Errors include metadata in traces:

Python
try:
    result = await Runner.run(agent, input)
except AgentsException as e:
    # Trace includes error information
    print(f"Trace ID: {result.trace.id}")
    print(f"Error: {e}")

Error Monitoring

Error Rate Monitoring

Monitor error rates:

Python
from prometheus_client import Counter, Histogram

error_counter = Counter(
    "agent_errors_total",
    "Total agent errors",
    ["error_type", "agent_name"]
)

error_duration = Histogram(
    "agent_error_duration_seconds",
    "Time spent in error handling",
)

async def monitored_run(agent, input):
    """Run with error monitoring."""
    start = time.time()
    try:
        return await Runner.run(agent, input)
    except AgentsException as e:
        error_counter.labels(
            error_type=type(e).__name__,
            agent_name=agent.name,
        ).inc()
        error_duration.observe(time.time() - start)
        raise
Error Alerting

Alert on errors:

Python
async def run_with_alerting(agent, input):
    """Run with error alerting."""
    try:
        return await Runner.run(agent, input)
    except CriticalError as e:
        await send_alert(f"Critical error: {e}")
        raise
    except NonCriticalError as e:
        await log_warning(f"Non-critical error: {e}")
        raise

Summary

Error handling ensures robust agent systems.

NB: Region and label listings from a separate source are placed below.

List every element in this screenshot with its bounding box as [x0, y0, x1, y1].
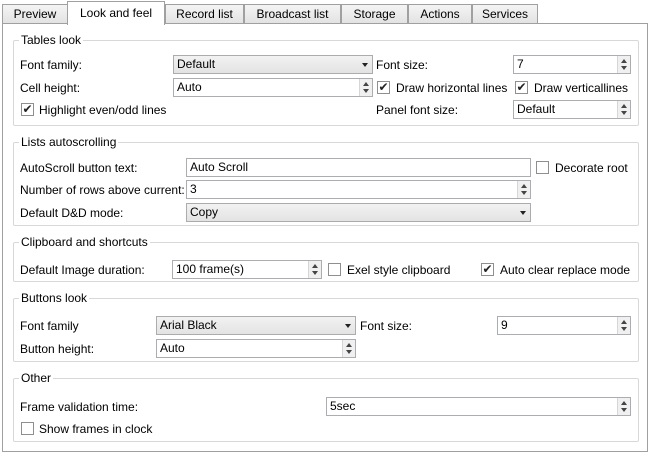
- button-font-size-label: Font size:: [360, 319, 413, 333]
- group-title: Other: [19, 371, 54, 385]
- tab-preview[interactable]: Preview: [2, 4, 68, 24]
- auto-clear-checkbox[interactable]: ✔: [481, 263, 494, 276]
- dnd-mode-combo[interactable]: Copy: [186, 203, 531, 222]
- frame-validation-value: 5sec: [330, 399, 356, 413]
- spinner-arrows-icon[interactable]: [617, 317, 630, 334]
- rows-above-label: Number of rows above current:: [20, 183, 185, 197]
- dnd-mode-value: Copy: [190, 205, 219, 219]
- rows-above-value: 3: [190, 182, 197, 196]
- check-icon: ✔: [22, 102, 33, 116]
- image-duration-value: 100 frame(s): [176, 262, 245, 276]
- decorate-root-checkbox[interactable]: [536, 161, 549, 174]
- group-buttons-look: Buttons look Font family Arial Black Fon…: [13, 291, 639, 362]
- auto-clear-label: Auto clear replace mode: [500, 263, 631, 277]
- group-clipboard-shortcuts: Clipboard and shortcuts Default Image du…: [13, 235, 639, 282]
- draw-vertical-label: Draw verticallines: [534, 81, 629, 95]
- show-frames-checkbox[interactable]: [21, 422, 34, 435]
- group-title: Tables look: [19, 33, 84, 47]
- tab-storage[interactable]: Storage: [341, 4, 408, 24]
- button-font-family-combo[interactable]: Arial Black: [156, 316, 356, 335]
- exel-style-checkbox[interactable]: [328, 263, 341, 276]
- font-size-spinner[interactable]: 7: [513, 55, 631, 74]
- panel-font-size-label: Panel font size:: [376, 103, 459, 117]
- group-title: Buttons look: [19, 291, 90, 305]
- button-height-label: Button height:: [20, 342, 95, 356]
- tab-actions[interactable]: Actions: [408, 4, 472, 24]
- tab-look-and-feel[interactable]: Look and feel: [67, 1, 165, 25]
- button-font-size-spinner[interactable]: 9: [497, 316, 631, 335]
- tab-label: Broadcast list: [256, 7, 329, 21]
- autoscroll-text-input[interactable]: Auto Scroll: [186, 158, 531, 177]
- tab-label: Record list: [176, 7, 233, 21]
- tab-label: Look and feel: [79, 6, 153, 20]
- image-duration-spinner[interactable]: 100 frame(s): [172, 260, 322, 279]
- draw-horizontal-checkbox[interactable]: ✔: [377, 81, 390, 94]
- font-family-value: Default: [177, 57, 216, 71]
- panel-font-size-value: Default: [517, 102, 556, 116]
- group-title: Lists autoscrolling: [19, 135, 119, 149]
- button-font-family-value: Arial Black: [160, 318, 217, 332]
- tab-label: Preview: [13, 7, 57, 21]
- exel-style-label: Exel style clipboard: [347, 263, 451, 277]
- chevron-down-icon: [520, 211, 526, 215]
- cell-height-value: Auto: [177, 80, 202, 94]
- tab-bar: Preview Look and feel Record list Broadc…: [0, 0, 650, 25]
- tab-broadcast-list[interactable]: Broadcast list: [244, 4, 341, 24]
- frame-validation-spinner[interactable]: 5sec: [326, 397, 631, 416]
- font-size-label: Font size:: [376, 58, 429, 72]
- highlight-label: Highlight even/odd lines: [39, 103, 167, 117]
- button-font-family-label: Font family: [20, 319, 79, 333]
- tab-services[interactable]: Services: [472, 4, 538, 24]
- draw-vertical-checkbox[interactable]: ✔: [515, 81, 528, 94]
- tab-label: Actions: [420, 7, 460, 21]
- cell-height-spinner[interactable]: Auto: [173, 78, 373, 97]
- check-icon: ✔: [482, 262, 493, 276]
- group-tables-look: Tables look Font family: Default Font si…: [13, 33, 639, 126]
- spinner-arrows-icon[interactable]: [617, 101, 630, 118]
- spinner-arrows-icon[interactable]: [517, 181, 530, 198]
- button-font-size-value: 9: [501, 318, 508, 332]
- frame-validation-label: Frame validation time:: [20, 400, 139, 414]
- check-icon: ✔: [378, 80, 389, 94]
- button-height-spinner[interactable]: Auto: [156, 339, 356, 358]
- image-duration-label: Default Image duration:: [20, 263, 145, 277]
- draw-horizontal-label: Draw horizontal lines: [396, 81, 508, 95]
- show-frames-label: Show frames in clock: [39, 422, 153, 436]
- button-height-value: Auto: [160, 341, 185, 355]
- spinner-arrows-icon[interactable]: [359, 79, 372, 96]
- rows-above-spinner[interactable]: 3: [186, 180, 531, 199]
- tab-record-list[interactable]: Record list: [165, 4, 244, 24]
- spinner-arrows-icon[interactable]: [617, 398, 630, 415]
- tab-label: Services: [481, 7, 528, 21]
- look-and-feel-panel: Tables look Font family: Default Font si…: [2, 23, 648, 452]
- spinner-arrows-icon[interactable]: [617, 56, 630, 73]
- spinner-arrows-icon[interactable]: [308, 261, 321, 278]
- group-lists-autoscrolling: Lists autoscrolling AutoScroll button te…: [13, 135, 639, 226]
- font-family-label: Font family:: [20, 58, 83, 72]
- highlight-checkbox[interactable]: ✔: [21, 103, 34, 116]
- check-icon: ✔: [516, 80, 527, 94]
- autoscroll-text-value: Auto Scroll: [190, 160, 249, 174]
- tab-label: Storage: [353, 7, 396, 21]
- decorate-root-label: Decorate root: [555, 161, 628, 175]
- font-size-value: 7: [517, 57, 524, 71]
- font-family-combo[interactable]: Default: [173, 55, 373, 74]
- panel-font-size-spinner[interactable]: Default: [513, 100, 631, 119]
- autoscroll-text-label: AutoScroll button text:: [20, 161, 138, 175]
- chevron-down-icon: [362, 63, 368, 67]
- dnd-mode-label: Default D&D mode:: [20, 206, 124, 220]
- cell-height-label: Cell height:: [20, 81, 81, 95]
- group-other: Other Frame validation time: 5sec Show f…: [13, 371, 639, 442]
- spinner-arrows-icon[interactable]: [342, 340, 355, 357]
- group-title: Clipboard and shortcuts: [19, 235, 150, 249]
- chevron-down-icon: [345, 324, 351, 328]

Key takeaways:

  1. Exception hierarchy - structured error types
  2. UserError - configuration/input errors
  3. ModelBehaviorError - unexpected model behavior
  4. ToolTimeoutError - tool execution timeout
  5. MaxTurnsExceeded - exceeded turn limit
  6. Guardrail tripwires - safety violations
  7. RunErrorDetails - detailed error information
  8. Error handlers - custom error handling
  9. Tool errors - tool execution failures
  10. Guardrail errors - validation failures
  11. Model errors - API and behavior errors
  12. Retry strategy - retry failed operations
  13. Fallback strategy - use alternatives
  14. Resume strategy - recover from state
  15. Graceful degradation - degrade on error
  16. Error logging - track errors
  17. User messages - clear error feedback
  18. Error testing - test error scenarios
  19. Specific exceptions - catch specific types
  20. Monitoring - track error rates

Error handling is essential for building reliable, user-friendly, and maintainable agent systems.